You might not know this about me, but I have rainbow children. You know, kids with alphabet soup letters attached to them, specifically LGBTQ?
It’s partly why I made these wings on the front of my gallery. I mean, I started them with the idea that I was going to participate in a fundraiser/publicity event. If you haven’t heard about it, the local hospital started an endowment to help local cancer patients to pay for their care. The people of Ludington decided to go for a Guiness World Record for the most sand angels to raise awareness. A lot of businesses in town decided to make angel wings for people (or their pets) to pose in front of and to encourage people to donate to the fund. That’s what I was doing, too, when I created these wings.
I put them on my big front picture window in front of the gallery with the intent of filling them in with blue and aqua and green, like a macaw’s wings. But when I got to the point where I needed to add the colors, I reached for the red instead, and before I knew it I had made rainbow wings.
I have a history of rainbow-izing things. Way back when I decided to paint the wrought iron pillars on my porch in rainbow colors. At that time I was already a rainbow mom, but I didn’t know it yet. Eventually my daughter told me she liked girls and I hoped like hell it was a phase she was going through. I advised her to wait and see if things changed. And bless her heart, she did try to date boys. It didn’t work very well.
But I still wasn’t ready to accept her as gay. Her dad’s reaction was so much better. When she told him, he said, “I totally understand, because I like girls, too.”
And then when my middle child told me she was trans, I still couldn’t accept it. I thought, this is because of the internet! Instead of feeling lucky that my kid felt secure enough to share this very personal thing with me, I did everything I could to convince myself and her that she’d made a mistake. Was she sure she wanted to be this way when the whole world was going to hate her for it?
What a dumb question! Who chooses to be reviled and hated? No one, that’s who. We all want to be loved. We all deserve to be loved, no matter who we love.
But I had issues. I thought I had everything all figured out. But I couldn’t get my head around this.
Growing up, I had no experience with gay, unless you count bad ones. My brothers used to brag about “beating up queers” in Saugatuck. No one censured them for it. Gay people were viewed as twisted in my family, and “asking for it.” I had a vague idea that this was not right, but I never did anything about it. It didn’t touch me, personally. I didn’t know anyone who was gay, or if I did, I wasn’t aware of it.
My mom used to reminisce about her favorite cousin. He was a snazzy dresser, he had a convertible, he used to take her and her sister out dancing. And he was so polite! A real gentleman, she said. Later, I figured out that he was gay. She never talked about him that way because, you know, it wasn’t talked about when she was young.
I had no early training on how to be a parent to gay kids, unless it was negative training. And I carried this with me through my adult life. When my kids came out to me, my first thought was, “What will my family think?” Because that really scared me. I was afraid my family would disapprove and that they would blame me for the way my kids were.

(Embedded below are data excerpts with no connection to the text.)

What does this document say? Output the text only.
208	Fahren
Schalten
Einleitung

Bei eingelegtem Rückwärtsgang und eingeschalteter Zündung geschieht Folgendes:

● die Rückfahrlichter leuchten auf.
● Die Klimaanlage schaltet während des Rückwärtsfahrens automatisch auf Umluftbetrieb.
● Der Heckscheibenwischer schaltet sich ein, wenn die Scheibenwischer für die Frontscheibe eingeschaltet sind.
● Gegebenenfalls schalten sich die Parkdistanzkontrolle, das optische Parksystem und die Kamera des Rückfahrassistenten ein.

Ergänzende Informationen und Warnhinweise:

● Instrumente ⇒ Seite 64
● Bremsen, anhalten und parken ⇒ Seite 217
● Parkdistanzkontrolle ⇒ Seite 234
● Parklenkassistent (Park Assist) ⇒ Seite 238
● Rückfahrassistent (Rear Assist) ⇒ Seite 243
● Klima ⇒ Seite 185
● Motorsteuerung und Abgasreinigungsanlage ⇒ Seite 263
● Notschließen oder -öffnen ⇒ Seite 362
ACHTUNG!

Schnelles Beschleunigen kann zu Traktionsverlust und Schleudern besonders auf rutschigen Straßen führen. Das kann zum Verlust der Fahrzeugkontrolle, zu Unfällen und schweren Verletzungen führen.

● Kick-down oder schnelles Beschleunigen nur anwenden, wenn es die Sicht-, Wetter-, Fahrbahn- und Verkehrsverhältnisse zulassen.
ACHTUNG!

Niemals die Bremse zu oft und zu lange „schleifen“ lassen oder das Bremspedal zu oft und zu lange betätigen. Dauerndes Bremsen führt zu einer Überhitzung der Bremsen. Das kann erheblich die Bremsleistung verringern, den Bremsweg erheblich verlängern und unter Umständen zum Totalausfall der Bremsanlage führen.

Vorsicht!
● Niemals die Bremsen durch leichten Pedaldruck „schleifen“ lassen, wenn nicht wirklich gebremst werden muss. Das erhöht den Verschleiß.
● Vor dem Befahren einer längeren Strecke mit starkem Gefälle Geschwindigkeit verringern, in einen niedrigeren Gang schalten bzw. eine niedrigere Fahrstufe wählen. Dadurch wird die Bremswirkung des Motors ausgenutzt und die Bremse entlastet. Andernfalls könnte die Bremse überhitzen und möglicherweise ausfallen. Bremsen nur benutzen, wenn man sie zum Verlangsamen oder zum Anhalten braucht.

Thank god for my husband. He was so normal about it all, that it helped me think of it as normal, too. And I did a lot of reading. I talked to people. I wrote about it. I mean, I love my kids, all of them, no matter their gender. They’re my kids. They’re the people I’m the most passionate about, the ones I’d defend with my life. I want them to be happy, more than I want my parents or siblings to be happy.
I’m still figuring it out, of course. And these wings are part of my process. I made them for all the rainbow children and rainbow parents here in Ludington. The wings are part of the fundraiser, too, but mostly they’re for my tribe, my rainbow people. Fly, be free.